Por Antonio Luis Aguilera

Andrés Roca Rey, triunfador de la feria de Córdoba.
Foto Arjona (Cortesía de "Lances de Futuro")

Terminada la feria taurina de Córdoba reflexionamos sobre lo visto en la plaza de «Los Califas», que abrió sus puertas con unas temperaturas de cuarenta grados a la sombra para celebrar las dos corridas programadas por José María Garzón, que esta ocasión no acertó a tocar la tecla que llevara al coso al difícil público cordobés, que solo cubrió algo más de un cuarto el aforo para ver a Diego Ventura, Morante y Pablo Aguado con los descastados y flojos toros de Juan Pedro Domecq, menos de media plaza en la tarde de Alejandro Talavante, Andrés Roca Rey y Javier Moreno “Lagartijo”, con el más que interesante y encastado encierro de Álvaro Núñez Benjumea, y algo menos de un cuarto para presenciar la buena novillada de Talavante con Daniel Luque, González Écija y Marcos Linares. Aforos que difieren mucho de los ofrecidos en los medios de información, y que por supuesto habría deseado la empresa “Lances de Futuro”.

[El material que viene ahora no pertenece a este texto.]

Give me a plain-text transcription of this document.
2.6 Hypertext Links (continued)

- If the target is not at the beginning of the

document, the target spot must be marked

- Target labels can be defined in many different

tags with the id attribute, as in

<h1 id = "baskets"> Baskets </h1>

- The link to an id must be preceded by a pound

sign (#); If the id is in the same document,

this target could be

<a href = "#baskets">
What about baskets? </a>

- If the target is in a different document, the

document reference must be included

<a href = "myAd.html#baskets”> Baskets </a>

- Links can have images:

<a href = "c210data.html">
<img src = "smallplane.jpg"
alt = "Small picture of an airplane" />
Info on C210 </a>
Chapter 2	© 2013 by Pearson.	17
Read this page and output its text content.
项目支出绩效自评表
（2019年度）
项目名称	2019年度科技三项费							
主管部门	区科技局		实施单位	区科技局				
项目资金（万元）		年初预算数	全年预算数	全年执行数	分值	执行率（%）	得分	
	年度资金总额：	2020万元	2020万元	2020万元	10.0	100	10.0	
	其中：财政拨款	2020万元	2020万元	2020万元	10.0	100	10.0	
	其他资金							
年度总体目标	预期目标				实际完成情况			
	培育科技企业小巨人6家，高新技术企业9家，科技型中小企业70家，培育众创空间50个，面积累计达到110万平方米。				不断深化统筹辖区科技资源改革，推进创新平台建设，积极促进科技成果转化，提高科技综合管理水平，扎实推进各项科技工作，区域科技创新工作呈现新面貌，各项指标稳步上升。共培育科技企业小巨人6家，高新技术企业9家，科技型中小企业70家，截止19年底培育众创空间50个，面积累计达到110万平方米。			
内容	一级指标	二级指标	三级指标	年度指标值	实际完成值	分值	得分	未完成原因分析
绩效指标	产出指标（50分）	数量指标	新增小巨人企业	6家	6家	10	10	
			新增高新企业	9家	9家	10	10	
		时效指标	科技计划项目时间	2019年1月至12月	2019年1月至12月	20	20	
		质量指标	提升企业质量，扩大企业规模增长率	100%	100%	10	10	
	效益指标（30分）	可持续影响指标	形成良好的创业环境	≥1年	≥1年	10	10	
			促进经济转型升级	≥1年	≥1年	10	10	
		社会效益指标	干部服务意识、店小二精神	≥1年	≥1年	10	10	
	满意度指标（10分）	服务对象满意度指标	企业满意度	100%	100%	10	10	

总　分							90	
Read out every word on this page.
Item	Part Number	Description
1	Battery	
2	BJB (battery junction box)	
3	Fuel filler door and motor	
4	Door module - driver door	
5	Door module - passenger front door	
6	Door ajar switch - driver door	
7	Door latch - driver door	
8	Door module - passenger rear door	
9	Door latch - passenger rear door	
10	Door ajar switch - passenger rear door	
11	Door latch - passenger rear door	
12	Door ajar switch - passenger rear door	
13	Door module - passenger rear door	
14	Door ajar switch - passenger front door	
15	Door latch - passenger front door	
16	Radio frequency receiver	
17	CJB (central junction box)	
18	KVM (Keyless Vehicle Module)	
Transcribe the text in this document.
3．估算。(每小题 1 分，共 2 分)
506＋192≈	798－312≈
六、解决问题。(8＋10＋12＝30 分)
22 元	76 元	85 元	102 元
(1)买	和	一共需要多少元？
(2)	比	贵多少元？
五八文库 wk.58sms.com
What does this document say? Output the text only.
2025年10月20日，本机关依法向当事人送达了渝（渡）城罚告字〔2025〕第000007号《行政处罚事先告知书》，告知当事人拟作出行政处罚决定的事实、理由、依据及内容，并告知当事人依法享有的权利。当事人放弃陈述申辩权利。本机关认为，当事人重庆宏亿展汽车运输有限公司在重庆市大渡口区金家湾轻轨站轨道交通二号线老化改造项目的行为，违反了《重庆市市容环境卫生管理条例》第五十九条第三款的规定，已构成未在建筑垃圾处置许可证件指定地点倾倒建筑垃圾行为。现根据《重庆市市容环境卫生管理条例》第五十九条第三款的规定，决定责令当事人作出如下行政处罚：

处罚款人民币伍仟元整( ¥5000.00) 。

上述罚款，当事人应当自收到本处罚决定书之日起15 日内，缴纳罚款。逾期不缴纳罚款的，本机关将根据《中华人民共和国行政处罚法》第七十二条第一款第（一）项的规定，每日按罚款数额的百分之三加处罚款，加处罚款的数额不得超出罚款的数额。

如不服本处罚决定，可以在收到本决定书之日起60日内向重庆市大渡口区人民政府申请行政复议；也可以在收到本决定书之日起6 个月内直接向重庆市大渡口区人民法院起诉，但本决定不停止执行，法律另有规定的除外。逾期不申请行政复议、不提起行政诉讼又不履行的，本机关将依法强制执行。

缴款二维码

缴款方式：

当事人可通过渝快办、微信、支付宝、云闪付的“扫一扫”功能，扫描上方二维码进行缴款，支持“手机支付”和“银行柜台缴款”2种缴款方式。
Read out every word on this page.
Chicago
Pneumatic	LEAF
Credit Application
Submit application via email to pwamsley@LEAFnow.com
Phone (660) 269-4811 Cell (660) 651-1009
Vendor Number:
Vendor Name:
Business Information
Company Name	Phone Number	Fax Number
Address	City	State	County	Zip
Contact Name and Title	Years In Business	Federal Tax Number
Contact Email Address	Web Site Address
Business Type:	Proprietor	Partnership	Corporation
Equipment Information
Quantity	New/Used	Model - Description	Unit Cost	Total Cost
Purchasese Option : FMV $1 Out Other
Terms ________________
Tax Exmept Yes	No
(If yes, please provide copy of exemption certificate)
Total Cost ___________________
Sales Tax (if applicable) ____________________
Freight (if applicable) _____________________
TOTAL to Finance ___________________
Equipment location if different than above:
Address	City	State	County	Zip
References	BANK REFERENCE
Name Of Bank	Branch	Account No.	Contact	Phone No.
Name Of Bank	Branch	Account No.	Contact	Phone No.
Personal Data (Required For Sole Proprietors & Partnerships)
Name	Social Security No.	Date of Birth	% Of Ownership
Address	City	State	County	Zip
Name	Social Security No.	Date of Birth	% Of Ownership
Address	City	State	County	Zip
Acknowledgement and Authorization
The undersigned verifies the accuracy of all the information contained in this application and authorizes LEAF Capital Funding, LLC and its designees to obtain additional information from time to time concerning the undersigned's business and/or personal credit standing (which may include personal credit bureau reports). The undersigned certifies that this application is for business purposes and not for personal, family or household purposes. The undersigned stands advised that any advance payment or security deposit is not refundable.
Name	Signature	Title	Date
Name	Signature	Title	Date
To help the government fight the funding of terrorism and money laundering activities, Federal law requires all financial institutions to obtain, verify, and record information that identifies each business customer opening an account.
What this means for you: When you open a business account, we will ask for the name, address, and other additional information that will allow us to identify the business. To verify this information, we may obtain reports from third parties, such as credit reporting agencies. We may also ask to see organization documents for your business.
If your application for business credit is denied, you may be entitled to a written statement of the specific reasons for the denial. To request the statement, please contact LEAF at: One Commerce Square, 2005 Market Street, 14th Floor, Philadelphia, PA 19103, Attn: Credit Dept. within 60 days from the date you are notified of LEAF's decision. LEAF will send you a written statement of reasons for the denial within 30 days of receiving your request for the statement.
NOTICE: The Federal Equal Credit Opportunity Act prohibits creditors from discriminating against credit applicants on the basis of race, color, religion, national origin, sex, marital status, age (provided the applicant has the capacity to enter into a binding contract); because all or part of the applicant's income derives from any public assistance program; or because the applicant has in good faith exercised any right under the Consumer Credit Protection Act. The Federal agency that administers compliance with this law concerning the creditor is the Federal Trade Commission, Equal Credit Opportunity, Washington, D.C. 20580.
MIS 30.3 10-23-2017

Talavante otorga la alternativa a "Lagartijo" en presencia de
Roca Rey. Foto Arjona (Cortesía de "Lances de Futuro")

Tiene mucho mérito ser empresario taurino de la plaza cordobesa, jugarse el dinero y el prestigio, para después tener que andar con malabarismos en los ajustes de cuentas, que difícilmente podrán salir anunciando a las primeras figuras en las combinaciones, y por si fuera poco organizar una novillada con picadores, espectáculo ruinoso por los gastos que genera. Por tanto, vaya por delante nuestro respeto a José María Garzón.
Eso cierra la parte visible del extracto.